Within the continuing ProService division, revenue was £118.9m and Underlying EBITDA was £2.8m. Versus proforma 2024 for the same six-month period, that implies a 13% revenue decline and a £3.9m EBITDA step-down.
Actual net debt at 30 September 2025 was £86.0m, including lease liabilities. However, on a proforma basis as if the 17 November transactions had completed on 30 September, net debt falls to £24.8m, with proforma net assets of £62.5m. Gross bank debt was £44.9m in both cases.
There are a few moving parts to watch:
The Board has flagged a material uncertainty over going concern until the refinancing is secured, given potential covenant pressure while the new arrangements bed in. Lender waivers and adjusted covenants have been agreed to support the transition period.
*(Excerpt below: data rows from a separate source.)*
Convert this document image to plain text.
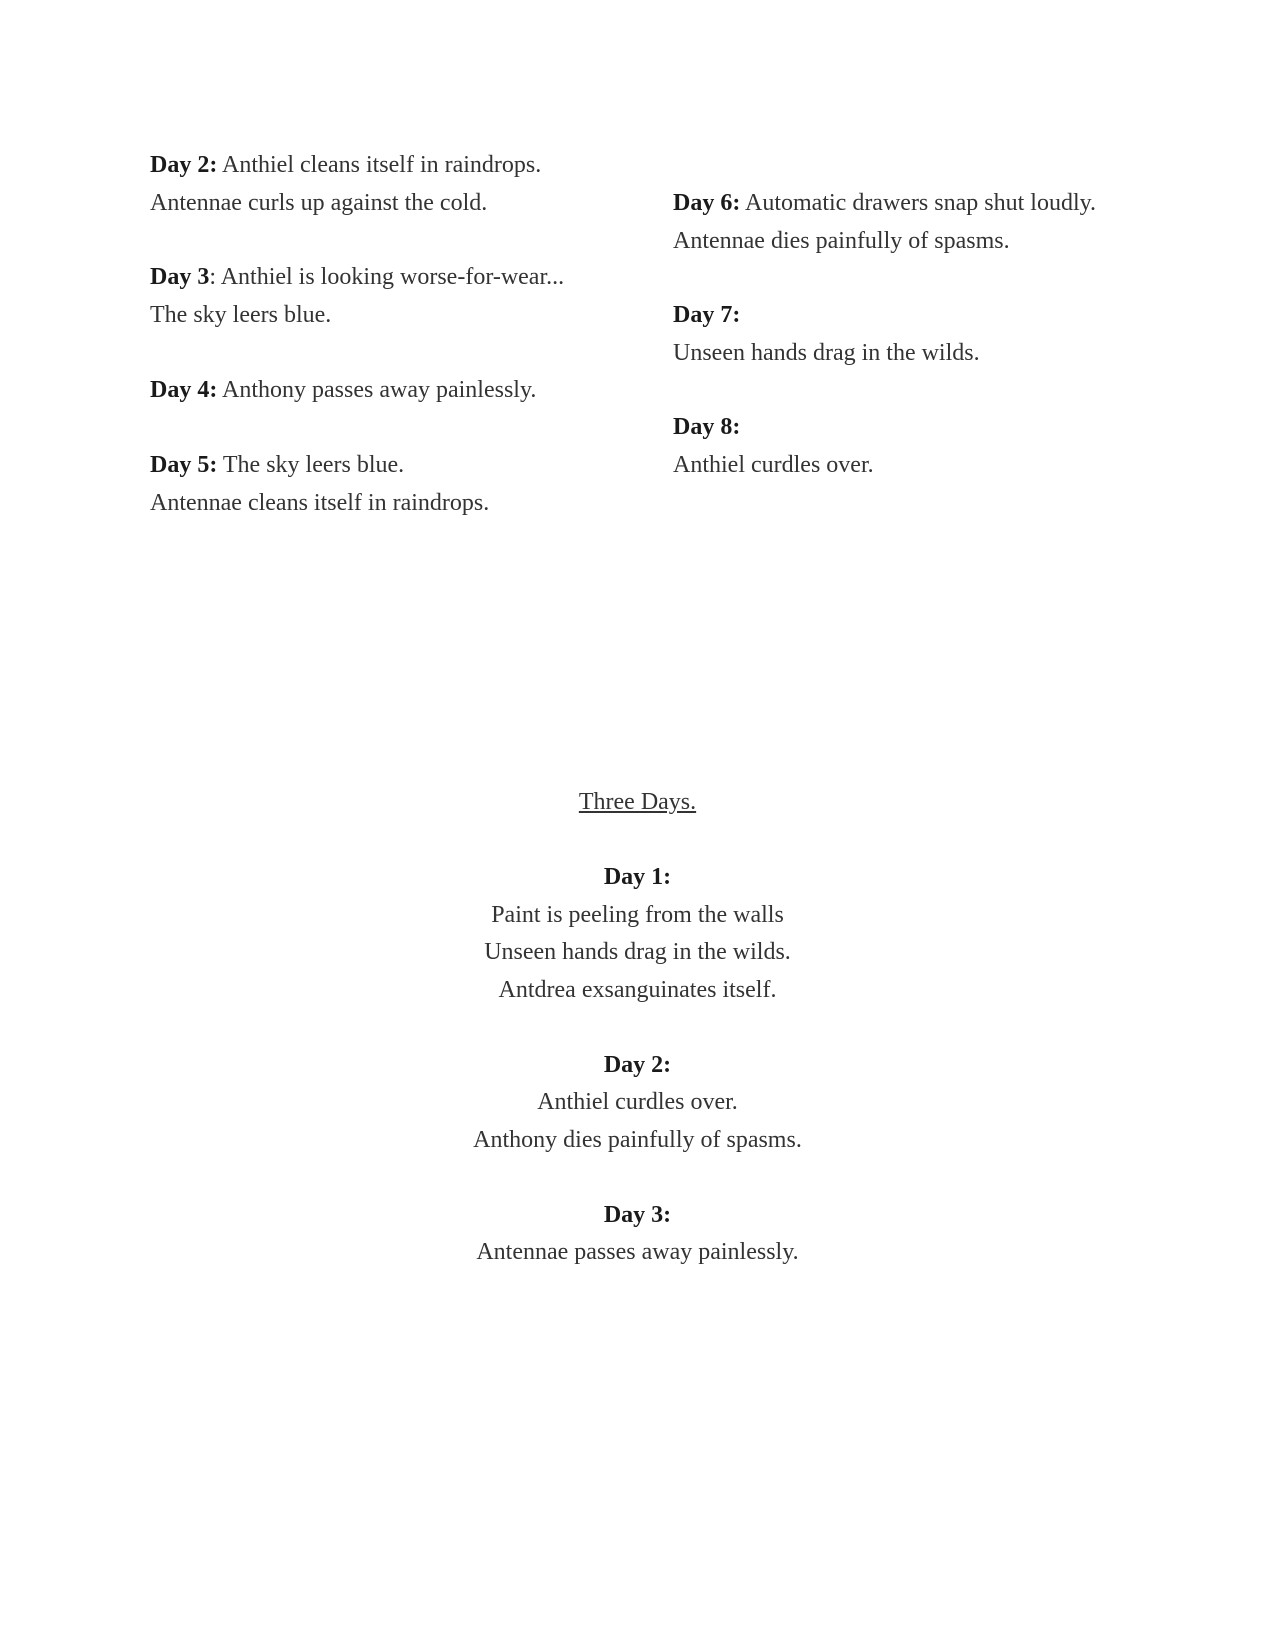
Day 2: Anthiel cleans itself in raindrops.
Antennae curls up against the cold.
Day 3: Anthiel is looking worse-for-wear...
The sky leers blue.
Day 4: Anthony passes away painlessly.
Day 5: The sky leers blue.
Antennae cleans itself in raindrops.
Day 6: Automatic drawers snap shut loudly.
Antennae dies painfully of spasms.
Day 7:
Unseen hands drag in the wilds.
Day 8:
Anthiel curdles over.
Three Days.
Day 1:
Paint is peeling from the walls
Unseen hands drag in the wilds.
Antdrea exsanguinates itself.
Day 2:
Anthiel curdles over.
Anthony dies painfully of spasms.
Day 3:
Antennae passes away painlessly.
Management now expects FY26 revenue of approximately £260m for continuing operations (excluding THSC) and Underlying EBITDA around break even, reflecting disruption and ramp costs after the Speedy agreement. The Board expects FY27 to be in line with market expectations despite no visible improvement in trading conditions yet, and reiterates that the Speedy supply agreement should enhance net margins and be earnings-accretive in the year ending March 2027.
Key risks remain macroeconomic conditions, with strategy execution risk elevated due to the scale of the transformation.
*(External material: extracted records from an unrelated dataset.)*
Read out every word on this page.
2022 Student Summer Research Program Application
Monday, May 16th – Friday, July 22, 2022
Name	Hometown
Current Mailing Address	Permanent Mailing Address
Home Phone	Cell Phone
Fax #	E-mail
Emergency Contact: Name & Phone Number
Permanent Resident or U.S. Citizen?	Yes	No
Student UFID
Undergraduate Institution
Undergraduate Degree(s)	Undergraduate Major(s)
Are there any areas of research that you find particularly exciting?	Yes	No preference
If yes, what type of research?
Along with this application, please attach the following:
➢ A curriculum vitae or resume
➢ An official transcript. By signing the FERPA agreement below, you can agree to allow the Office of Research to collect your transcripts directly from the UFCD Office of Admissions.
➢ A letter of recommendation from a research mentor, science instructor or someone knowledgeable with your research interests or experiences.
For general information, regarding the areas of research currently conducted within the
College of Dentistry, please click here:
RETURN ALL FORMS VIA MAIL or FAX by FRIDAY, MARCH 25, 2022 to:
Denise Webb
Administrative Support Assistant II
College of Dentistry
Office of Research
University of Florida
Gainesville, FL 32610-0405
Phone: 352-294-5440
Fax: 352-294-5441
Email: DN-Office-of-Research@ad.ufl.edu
This is a classic short-term pain, long-term gain setup. The strategic logic of a marketplace model in this sector is sound, and the Speedy agreement gives ProService contractual access to a large, sticky revenue pool it could not cost-effectively build alone. The post-deal proforma balance sheet is notably cleaner, which helps.
But integration friction, a tough construction backdrop, and an unfinished refinancing keep risk elevated over the next couple of quarters. For investors, the crux is whether the FY27 earnings-accretive promise holds. If execution stays on track and financing is secured on acceptable terms, today’s reset could prove the low-water mark for profitability in the new ProService era.